2. Explicit cost API¶
Real budget behavior lives here:
BudgetPolicy.estimate_and_enforce(ctx)BudgetPolicy.record_actual(ctx, actual_input_tokens=..., actual_output_tokens=...)BudgetPolicy.current_spend(...)
3. Compatibility stub¶
BudgetPolicy.evaluate(...) intentionally returns an allow result and does not enforce cost ceilings by itself. That method exists so BudgetPolicy can still sit inside HarnessEngine(policies=[...]) without breaking the generic policy pipeline.
Practical consequence:
HarnessEngine(policies=[BudgetPolicy(...)])is not enough, by itself, to guarantee end-to-end budget enforcement in the stock request path.- Budgeting must currently be wired explicitly around LLM calls, as shown in
examples/15_budget_policy/app.py.
PricingRegistry¶
PricingRegistry maps model IDs to per-1k-token pricing.
from agenticapi import PricingRegistry
pricing = PricingRegistry.default()
cost = pricing.estimate_cost(
model="claude-sonnet-4-6",
input_tokens=1500,
output_tokens=800,
)
Important details:
- Costs are stored as
float, notDecimal. - The current default registry includes built-in provider models plus a zero-cost mock model.
- The default registry is a snapshot, not a live pricing feed.
BudgetPolicy Constructor¶
The current parameter names are:
from agenticapi import BudgetPolicy, PricingRegistry
budget = BudgetPolicy(
pricing=PricingRegistry.default(),
max_per_request_usd=0.50,
max_per_session_usd=5.00,
max_per_user_per_day_usd=50.00,
max_per_endpoint_per_day_usd=500.00,
)
The older names below are stale and should not be reintroduced:
max_cost_per_request_usdmax_cost_per_session_usdmax_cost_per_user_usd
SpendStore¶
SpendStore is a small synchronous protocol:
class SpendStore(Protocol):
def get(self, scope: str, key: str, *, day: date | None = None) -> float: ...
def add(self, scope: str, key: str, amount_usd: float, *, day: date | None = None) -> None: ...
def reset(self, scope: str, key: str | None = None) -> None: ...
Notes:
- The shipped store is
InMemorySpendStore. - It is process-local.
- It keys daily totals by
date, not by a rolling 24-hour window. - Production multi-process deployments need a shared store implementation.
Enforcement Flow¶
The current cost flow is:
- Build a
BudgetEvaluationContext. - Call
estimate_and_enforce(ctx)before the LLM request. - Make the LLM call.
- Call
record_actual(ctx, actual_input_tokens=..., actual_output_tokens=...)after the response.
Example:
from agenticapi import BudgetPolicy, PricingRegistry
from agenticapi.harness.policy.budget_policy import BudgetEvaluationContext
pricing = PricingRegistry.default()
budget = BudgetPolicy(
pricing=pricing,
max_per_request_usd=0.05,
max_per_session_usd=1.00,
)
ctx = BudgetEvaluationContext(
endpoint_name="chat.ask",
session_id="alice-001",
user_id="alice",
model="mock",
input_tokens=120,
max_output_tokens=256,
)
budget.estimate_and_enforce(ctx)
# response = await llm.generate(prompt)
# budget.record_actual(
# ctx,
# actual_input_tokens=response.usage.input_tokens,
# actual_output_tokens=response.usage.output_tokens,
# )
Important nuance:
estimate_and_enforce(...)checks projected spend using current recorded totals plus a worst-case estimate.- It does not reserve the estimate in the store.
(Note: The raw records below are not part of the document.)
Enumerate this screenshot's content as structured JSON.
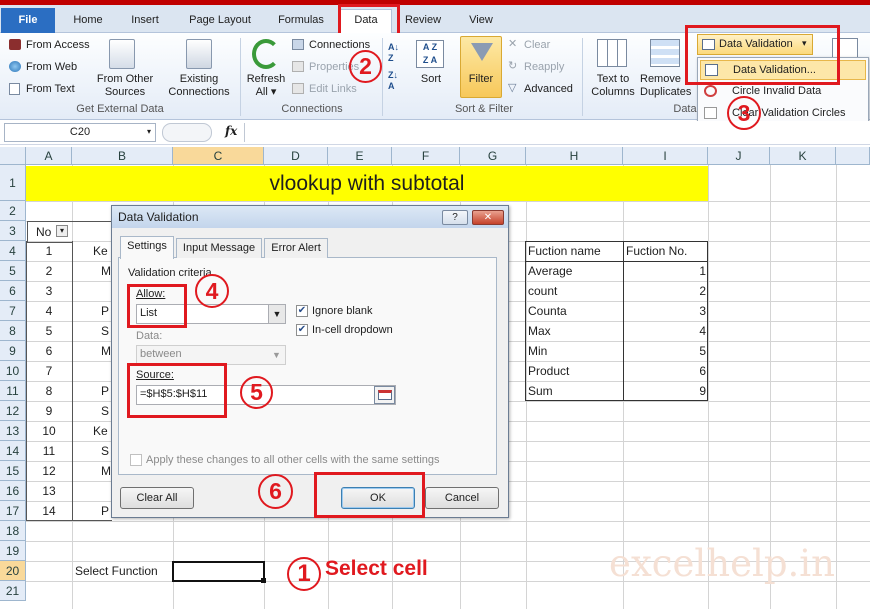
{
  "ribbon_tabs": {
    "file": "File",
    "home": "Home",
    "insert": "Insert",
    "page_layout": "Page Layout",
    "formulas": "Formulas",
    "data": "Data",
    "review": "Review",
    "view": "View"
  },
  "get_external": {
    "from_access": "From Access",
    "from_web": "From Web",
    "from_text": "From Text",
    "from_other_1": "From Other",
    "from_other_2": "Sources",
    "existing_1": "Existing",
    "existing_2": "Connections",
    "label": "Get External Data"
  },
  "connections": {
    "refresh_1": "Refresh",
    "refresh_2": "All",
    "connections": "Connections",
    "properties": "Properties",
    "edit_links": "Edit Links",
    "label": "Connections"
  },
  "sort_filter": {
    "sort": "Sort",
    "filter": "Filter",
    "clear": "Clear",
    "reapply": "Reapply",
    "advanced": "Advanced",
    "label": "Sort & Filter"
  },
  "data_tools": {
    "text_to_1": "Text to",
    "text_to_2": "Columns",
    "remove_1": "Remove",
    "remove_2": "Duplicates",
    "label_partial": "Data",
    "data_validation": "Data Validation"
  },
  "dv_menu": {
    "item1": "Data Validation...",
    "item2": "Circle Invalid Data",
    "item3": "Clear Validation Circles"
  },
  "formula_bar": {
    "name_box": "C20",
    "fx": "fx",
    "value": ""
  },
  "columns": [
    "A",
    "B",
    "C",
    "D",
    "E",
    "F",
    "G",
    "H",
    "I",
    "J",
    "K"
  ],
  "rows": [
    "1",
    "2",
    "3",
    "4",
    "5",
    "6",
    "7",
    "8",
    "9",
    "10",
    "11",
    "12",
    "13",
    "14",
    "15",
    "16",
    "17",
    "18",
    "19",
    "20",
    "21"
  ],
  "sheet": {
    "title": "vlookup with subtotal",
    "no_header": "No",
    "a_values": [
      "1",
      "2",
      "3",
      "4",
      "5",
      "6",
      "7",
      "8",
      "9",
      "10",
      "11",
      "12",
      "13",
      "14"
    ],
    "b_fragments": [
      "Ke",
      "M",
      "",
      "P",
      "S",
      "M",
      "",
      "P",
      "S",
      "Ke",
      "S",
      "M",
      "",
      "P"
    ],
    "select_function_label": "Select Function",
    "fn_table_headers": [
      "Fuction name",
      "Fuction No."
    ],
    "fn_table_rows": [
      [
        "Average",
        "1"
      ],
      [
        "count",
        "2"
      ],
      [
        "Counta",
        "3"
      ],
      [
        "Max",
        "4"
      ],
      [
        "Min",
        "5"
      ],
      [
        "Product",
        "6"
      ],
      [
        "Sum",
        "9"
      ]
    ]
  },
  "dialog": {
    "title": "Data Validation",
    "help": "?",
    "close": "✕",
    "tabs": [
      "Settings",
      "Input Message",
      "Error Alert"
    ],
    "criteria_label": "Validation criteria",
    "allow_label": "Allow:",
    "allow_value": "List",
    "ignore_blank": "Ignore blank",
    "in_cell_dropdown": "In-cell dropdown",
    "data_label": "Data:",
    "data_value": "between",
    "source_label": "Source:",
    "source_value": "=$H$5:$H$11",
    "apply_all": "Apply these changes to all other cells with the same settings",
    "clear_all": "Clear All",
    "ok": "OK",
    "cancel": "Cancel"
  },
  "annotations": {
    "step1": "1",
    "step1_text": "Select cell",
    "step2": "2",
    "step3": "3",
    "step4": "4",
    "step5": "5",
    "step6": "6"
  },
  "watermark": "excelhelp.in",
  "colors": {
    "accent_red": "#e0191f",
    "title_fill": "#ffff00",
    "file_tab": "#2b6ec2"
  }
}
record_actual(...)appends actual spend after the call returns.
Exceptions¶
Budget violations raise BudgetExceeded, which maps to HTTP 402.
The current scope values used by the implementation are:
"request""session""user_per_day""endpoint_per_day"
Observability¶
The metrics helper record_budget_block(scope=...) exists, but budget metrics are not emitted automatically from every path yet. New budget-aware flows should record budget blocks explicitly.
Tests And Example¶
Reference points in the current tree:
tests/unit/harness/policy/test_budget_policy.pyexamples/15_budget_policy/app.py
The example is the best source for how to integrate BudgetPolicy today because it shows the explicit call pattern the stock request path does not yet provide automatically.